Compatibility with Existing NLI Capabilities: Fine-tuning on INLI does not harm the model's performance on traditional NLI tasks.

Limitations & Future Work¶

The dataset focuses on the situational and conversational domains, which may limit generalization to formal text (e.g., medical, legal).
Implicature comprehension is subjective; people from other cultural backgrounds might interpret the same premise differently.
The dataset is generated by an LLM (Gemini-Pro), which may suffer from generation biases and limited diversity.
Full-scale human verification was not performed, leaving possibilities of error in some samples.

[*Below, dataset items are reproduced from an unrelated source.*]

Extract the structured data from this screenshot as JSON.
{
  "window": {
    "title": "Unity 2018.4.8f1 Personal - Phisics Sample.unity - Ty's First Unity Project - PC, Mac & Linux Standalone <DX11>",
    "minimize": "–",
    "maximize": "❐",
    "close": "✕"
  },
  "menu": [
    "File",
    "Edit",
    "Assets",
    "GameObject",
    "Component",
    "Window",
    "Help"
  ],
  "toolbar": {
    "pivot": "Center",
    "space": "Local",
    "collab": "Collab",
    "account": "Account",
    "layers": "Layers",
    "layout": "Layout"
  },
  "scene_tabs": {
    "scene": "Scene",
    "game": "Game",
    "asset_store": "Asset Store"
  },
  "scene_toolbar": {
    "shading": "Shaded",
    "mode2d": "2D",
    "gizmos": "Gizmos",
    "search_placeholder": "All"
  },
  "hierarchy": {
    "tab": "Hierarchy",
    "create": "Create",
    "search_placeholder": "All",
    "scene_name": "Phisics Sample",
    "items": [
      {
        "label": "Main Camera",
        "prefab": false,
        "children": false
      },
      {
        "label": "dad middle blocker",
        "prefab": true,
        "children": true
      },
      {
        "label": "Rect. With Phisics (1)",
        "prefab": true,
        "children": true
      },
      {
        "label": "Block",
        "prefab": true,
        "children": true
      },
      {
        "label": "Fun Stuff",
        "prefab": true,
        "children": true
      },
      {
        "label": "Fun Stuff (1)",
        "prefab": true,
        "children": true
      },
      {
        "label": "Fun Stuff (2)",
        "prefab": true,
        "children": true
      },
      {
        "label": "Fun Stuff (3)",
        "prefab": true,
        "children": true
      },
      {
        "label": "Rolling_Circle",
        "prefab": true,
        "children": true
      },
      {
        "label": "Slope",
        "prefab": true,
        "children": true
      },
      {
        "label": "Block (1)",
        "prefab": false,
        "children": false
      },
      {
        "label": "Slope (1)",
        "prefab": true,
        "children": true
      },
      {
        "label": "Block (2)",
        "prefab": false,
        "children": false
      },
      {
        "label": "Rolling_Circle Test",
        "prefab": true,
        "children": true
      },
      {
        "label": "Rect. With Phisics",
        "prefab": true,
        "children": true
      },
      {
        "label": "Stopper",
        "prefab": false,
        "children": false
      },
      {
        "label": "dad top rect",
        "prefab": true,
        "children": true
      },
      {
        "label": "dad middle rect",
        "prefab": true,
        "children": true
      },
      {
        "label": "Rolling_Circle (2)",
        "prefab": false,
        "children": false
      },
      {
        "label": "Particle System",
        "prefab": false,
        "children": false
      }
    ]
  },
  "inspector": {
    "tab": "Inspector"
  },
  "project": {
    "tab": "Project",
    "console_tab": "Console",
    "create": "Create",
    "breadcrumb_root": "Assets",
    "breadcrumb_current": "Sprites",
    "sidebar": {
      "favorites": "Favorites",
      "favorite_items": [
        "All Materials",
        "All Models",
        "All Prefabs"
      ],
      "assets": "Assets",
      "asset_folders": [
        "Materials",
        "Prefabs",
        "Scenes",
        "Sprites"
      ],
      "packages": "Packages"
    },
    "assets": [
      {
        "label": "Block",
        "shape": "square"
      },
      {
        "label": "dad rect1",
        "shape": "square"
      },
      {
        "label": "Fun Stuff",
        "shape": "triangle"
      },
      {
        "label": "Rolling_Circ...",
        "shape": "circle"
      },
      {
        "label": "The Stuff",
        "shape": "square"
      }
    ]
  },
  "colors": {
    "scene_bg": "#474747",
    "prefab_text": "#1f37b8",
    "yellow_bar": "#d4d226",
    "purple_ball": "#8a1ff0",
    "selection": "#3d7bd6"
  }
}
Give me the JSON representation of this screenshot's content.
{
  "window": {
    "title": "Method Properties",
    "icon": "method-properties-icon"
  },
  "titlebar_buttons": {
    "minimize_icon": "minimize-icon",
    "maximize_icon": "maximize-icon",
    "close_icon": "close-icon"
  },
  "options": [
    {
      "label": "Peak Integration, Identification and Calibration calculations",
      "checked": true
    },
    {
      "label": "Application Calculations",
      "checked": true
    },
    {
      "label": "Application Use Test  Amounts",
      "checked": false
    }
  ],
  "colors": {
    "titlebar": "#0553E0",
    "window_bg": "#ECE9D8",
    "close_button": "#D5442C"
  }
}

Structured Implicatures: Indirect question-answering (Ludwig, Circa), scalar implicatures (Jeretic et al.), pairwise entity selection (Hosseini et al.)—limited by fixed input structures.
Implicature Frameworks: NormBank (social norms), SocialChem (social guidelines), cultural norms (Rai et al.)—providing implicature content but not in NLI format.
Implicature Understanding: Measuring LLMs' implicature understanding through CoT, explanation generation, human comparisons, etc., with mixed findings.
Commonsense NLI: HellaSwag, PIQA, etc. focus on physical/temporal commonsense, but do not differentiate between explicit and implied information.

Rating ⭐⭐⭐⭐¶

Novelty: ⭐⭐⭐⭐⭐ — Formalizes the implied entailment task, expands the NLI classification taxonomy, presenting a novel angle with theoretical depth.
Value: ⭐⭐⭐⭐ — Provides directly applicable training resources to improve LLM pragmatic understanding.
Experimental Thoroughness: ⭐⭐⭐⭐⭐ — Benchmarking, compatibility validation, multi-dimensional generalization experiments: a complete system.
Writing Quality: ⭐⭐⭐⭐⭐ — Clear structure, well-motivated, and rich in examples.